Rony chega atrasado, como sempre.

Rony era apelido para Honmaru, um rapaz paulista e único amigo que Ana conseguiu fazer naquele lugar. Todos precisavam de suas panelinhas, como Rony mesmo dizia: os esquisitos, tortos e esquerdos tem que se unir.

O rapaz chega da sala com presa, com as roupas tortas e cabelo ainda pingando do que parecia ser o banho mais rápido que ele já tinha tomado. Ana ainda se perguntava como ele sempre conseguia chegar atrasado mesmo morando na rua da escola.

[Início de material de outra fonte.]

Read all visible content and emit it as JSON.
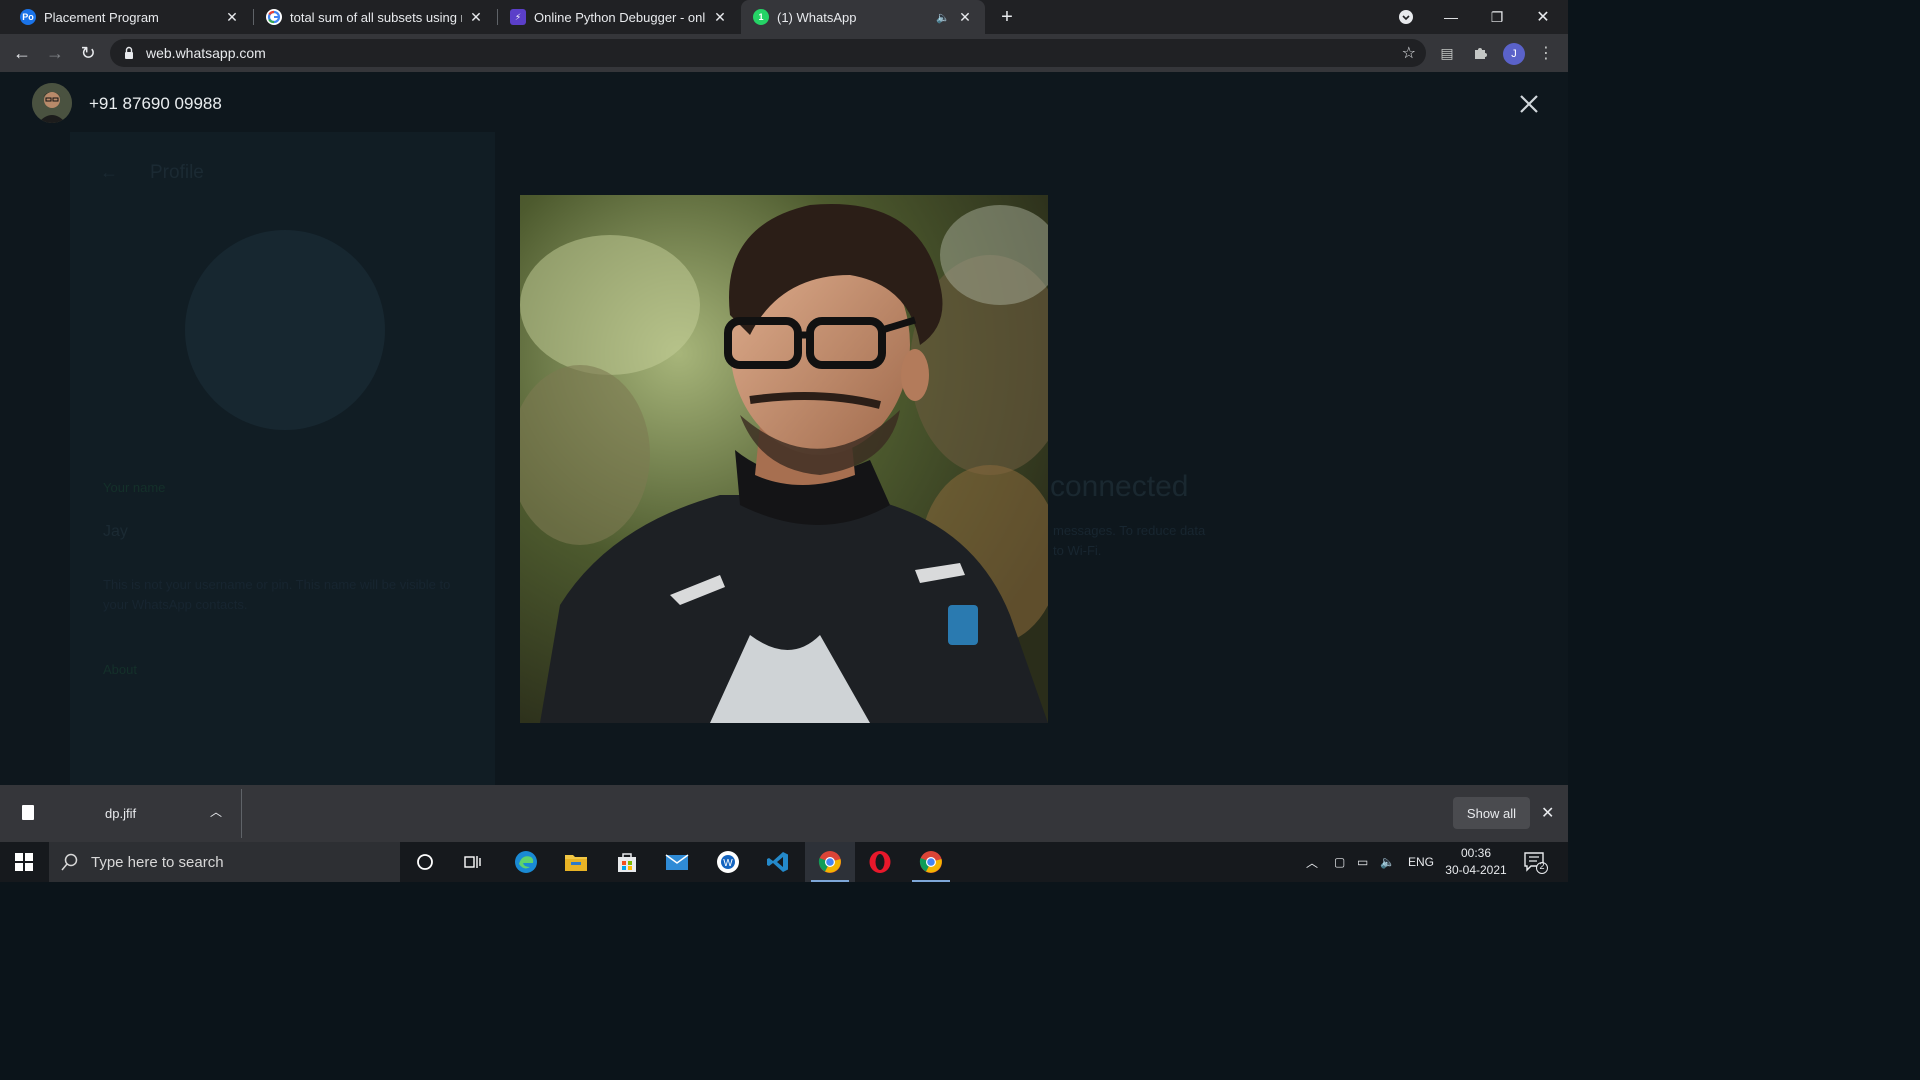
{
  "browser": {
    "tabs": [
      {
        "title": "Placement Program",
        "favicon": "placement-favicon",
        "active": false
      },
      {
        "title": "total sum of all subsets using rec",
        "favicon": "google-favicon",
        "active": false
      },
      {
        "title": "Online Python Debugger - online",
        "favicon": "debugger-favicon",
        "active": false
      },
      {
        "title": "(1) WhatsApp",
        "favicon": "whatsapp-favicon",
        "active": true,
        "audio": true
      }
    ],
    "url": "web.whatsapp.com",
    "profile_initial": "J"
  },
  "viewer": {
    "contact_name": "+91 87690 09988"
  },
  "background_panel": {
    "title": "Profile",
    "name_label": "Your name",
    "name_value": "Jay",
    "name_note": "This is not your username or pin. This name will be visible to your WhatsApp contacts.",
    "about_label": "About",
    "connected_text": "connected",
    "connected_sub1": "messages. To reduce data",
    "connected_sub2": "to Wi-Fi."
  },
  "downloads": {
    "file_name": "dp.jfif",
    "show_all_label": "Show all"
  },
  "taskbar": {
    "search_placeholder": "Type here to search",
    "language": "ENG",
    "time": "00:36",
    "date": "30-04-2021",
    "notification_count": "2"
  },
  "colors": {
    "chrome_dark": "#202124",
    "toolbar": "#35363a",
    "viewer_bg": "#0e171d",
    "whatsapp_green": "#25d366"
  }
}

O amigo se senta ao seu lado.

- Motivo de hoje? – ela questiona.

- Consegui cinco coroas no Fall Guys! – ele responde com empolgação.

Ana revira os olhos. Nunca foi muito do mundo dos jogos, gostava mais de livros e os devorava com voracidade. Rony a convidava para jogar com certa frequência, mas ela sentia que aquilo realmente não era sua praia.

A aula de história começa. Era uma das preferidas de Ana, mas uma das piores para Rony, que tinha TDAH e simplesmente detestava humanas, ele se entendia melhor com exatas. Para a sorte dele, o professor parecia nem ao menos notar a presença deles, de forma que ele ajeitou sua mochila na mesa e cochilou, confiante de que teria o impecável caderno de Ana para copiar depois.

O sinal do primeiro tempo ecoa pelos corredores. O professor olha para o relógio e volta a copiar na lousa algo relacionada à Independência do Haiti, ainda havia mais um tempo de sua aula. De súbito, batidas ecoam na porta. Não que aquilo fosse incomum, a coordenadora tinha que brigar com aquela turma com certa frequência, no entanto, nunca tão cedo de manhã, mal eram oito horas.

O professor descansa seu piloto na mesa junto com o livro que copiava e se dirigiu para abrir a porta.

A primeira coisa que gritou aos olhos de Ana foi o boné vermelho.

Os olhos de todos rapidamente se voltaram à recém-chegada. Não que ela fosse alguém muito excepcional, mas porque qualquer cor naquele colégio parecia gritar aos olhos. As paredes eram bege e os uniformes eram cinzas, de forma que aquela garota parecia quase carregar uma grande exclamação em cima da própria cabeça.

A recém-chegada entrega um papel ao professor. Ele passa os olhos pelo papel enquanto os sussurros começam a se espalhar pela sala.

Era uma das regras implícitas daquele bairro excessivamente religioso. Meninas não usavam boné. Meninas não podiam se parecer ou agir como meninos. De forma que só a presença daquela garota na sala parecia ser uma afronta à toda a cultura do local.

O boné berrantemente vermelho escondia curtos cabelos pretos como petróleo e cortados em pixie-cut – também conhecidos como “estilo Joãozinho”. Ela não usava o uniforme, vestia uma regata cor amarela e uma bermuda cargo grená, um converse preto bem gasto nos pés.

- Acho que você tem uma nova concorrente à Bizarrice da Escola. – Rony sussurrou para Ana, ainda sonolento.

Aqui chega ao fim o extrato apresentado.